Os maus-tratos contra animais são utilizados como "entretenimento" nas mídias digitais, gerando lucro para os criadores de conteúdo. Pelo menos é o que indica um estudo do Instituto Nacional da Mata Atlântica (INMA) publicado na revista Biological Conservation (o estudo pode ser lido na íntegra, em inglês, neste link). O biólogo Antônio Carvalho, autor do estudo, fez um monitoramento em mais de 50 horas de conteúdo distribuído em 411 vídeos de abuso animal nas redes sociais. Os vídeos renderam mais de 1,14 milhão de dólares em lucro, beneficiando 79 canais.
Entre 39 países alvos da pesquisa que tinham este tipo de conteúdo, foram usadas várias ferramentas, desde saltos altos a lança-granadas, para expor e ferir mais de 96 espécies de animais. Dessas espécies, 68 são animais silvestres, como botos-cor-de-rosa, capivaras, tigres, tartarugas, peixes, macacos e sapos. Cerca de 65 espécies são alvo de comércio internacional de animais e protegidas pela Convenção sobre o Comércio Internacional de Espécies Silvestres Ameaçadas da Fauna e da Flora (CITES).
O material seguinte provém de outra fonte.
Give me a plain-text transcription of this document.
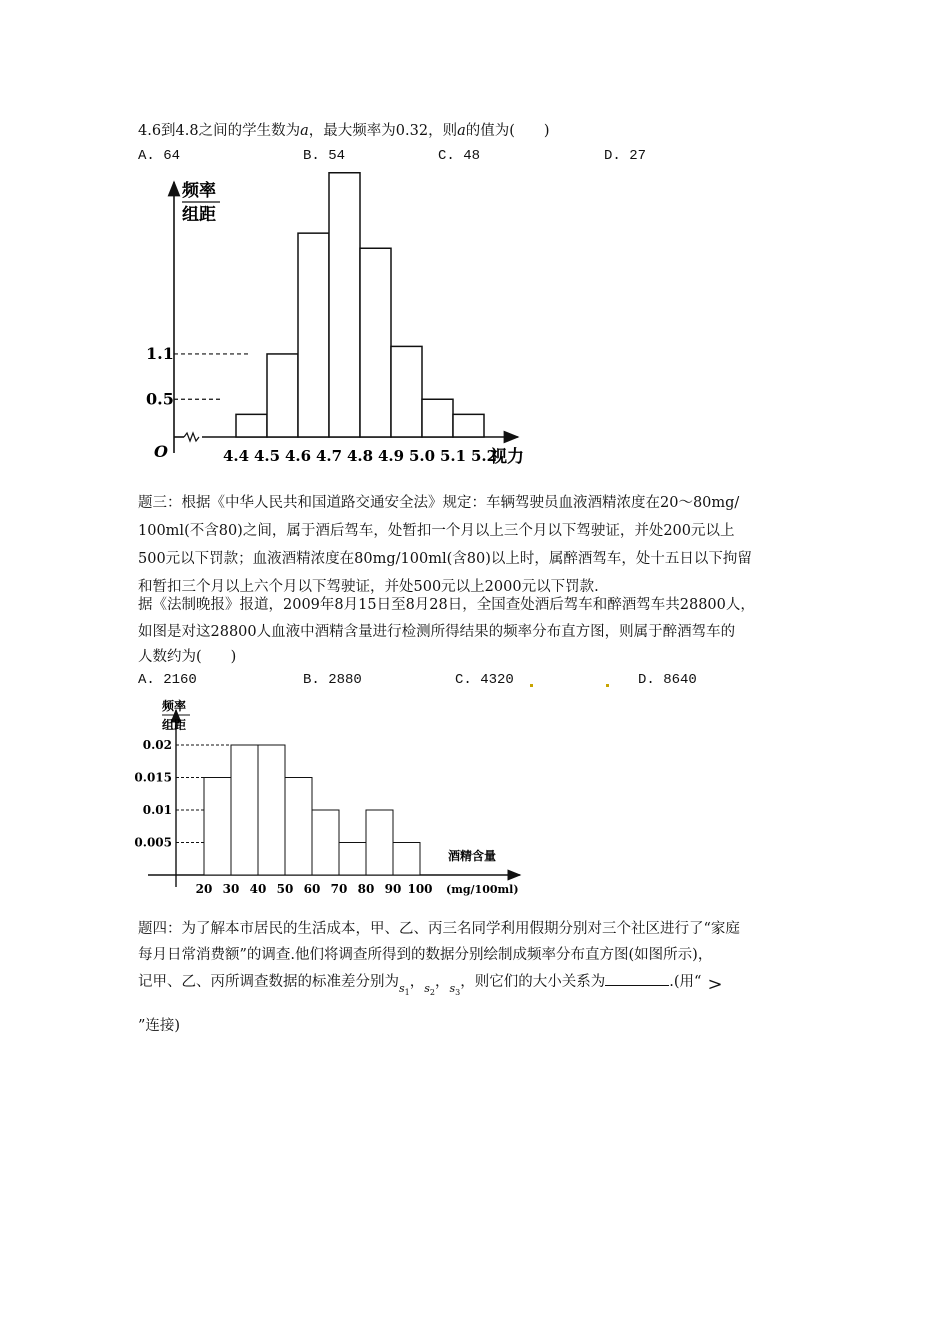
4.6到4.8之间的学生数为a，最大频率为0.32，则a的值为(　　)
A. 64	B. 54	C. 48	D. 27
0.5
1.1
4.4 4.5 4.6 4.7 4.8 4.9 5.0 5.1 5.2
O	视力
频率
组距
题三：根据《中华人民共和国道路交通安全法》规定：车辆驾驶员血液酒精浓度在20～80mg/
100ml(不含80)之间，属于酒后驾车，处暂扣一个月以上三个月以下驾驶证，并处200元以上
500元以下罚款；血液酒精浓度在80mg/100ml(含80)以上时，属醉酒驾车，处十五日以下拘留
和暂扣三个月以上六个月以下驾驶证，并处500元以上2000元以下罚款.
据《法制晚报》报道，2009年8月15日至8月28日，全国查处酒后驾车和醉酒驾车共28800人，
如图是对这28800人血液中酒精含量进行检测所得结果的频率分布直方图，则属于醉酒驾车的
人数约为(　　)
A. 2160	B. 2880	C. 4320	D. 8640
0.005
0.01
0.015
0.02
20 30 40 50 60 70 80 90 100
频率
组距
酒精含量
(mg/100ml)
题四：为了解本市居民的生活成本，甲、乙、丙三名同学利用假期分别对三个社区进行了“家庭
每月日常消费额”的调查.他们将调查所得到的数据分别绘制成频率分布直方图(如图所示)，
记甲、乙、丙所调查数据的标准差分别为$_{s_1}$，$_{s_2}$，$_{s_3}$，则它们的大小关系为	.(用“ >
”连接)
O monitoramento de vídeos revela cenas de crueldade, como esmagamento de animais para prazer sexual, resgates encenados, abates para festivais religiosos e comerciais, e exposição de animais silvestres no "turismo de selfies" e como pets — as duas últimas classificadas como práticas de "sofrimento oculto". “Influenciadores digitais são vistos como especialistas por muitas pessoas e seus maus exemplos fazem com que atividades ilegais sejam replicadas”, alerta Carvalho.
O INMA estima que a categoria de conteúdo que mais gerou monetização foi a de vídeos de uso de animais silvestres como pets, que somam lucro de cerca de US$ 730 mil. Os vídeos com sofrimento visível tiveram quase 360 milhões de visualizações e algumas dessas produções estão disponíveis desde 2006. Segundo Carvalho, em alguns vídeos, os produtores de conteúdo incentivam crianças a maltratar animais, com experiências com sal em sapos e a destruição de ninhos de vespas. “É perturbador saber que alguns adultos estão dispostos a incentivar a violência em seus próprios filhos para ganharem curtidas e seguidores”, lamenta.
Mais de 155 empresas anunciantes foram identificadas nos vídeos — algumas delas com histórico relacionado a campanhas eco-friendly e pet-friendly — recebendo ao todo 880 milhões de visualizações. “Muitas empresas anunciantes conhecidas pelo compromisso com a sustentabilidade estão alheias a conexão da imagem com vídeos de crueldade aos animais”, relata a pesquisadora Thamyrys Souza, coautora do estudo.
Durante a pesquisa, apenas 70 vídeos foram removidos do YouTube, enquanto a maioria segue circulando pelo site. Carvalho tem a esperança que o estudo possa servir de alerta para anunciantes que financiam essas produções e possa embasar, também, medidas legais punitivas contra os abusadores de animais.
O Correio entrou em contato com a assessoria de imprensa do YouTube (pelo grupo Google) na tarde desta terça-feira (17/10) e aguarda uma possível manifestação da empresa sobre a pesquisa. Em caso de resposta, o texto será atualizado.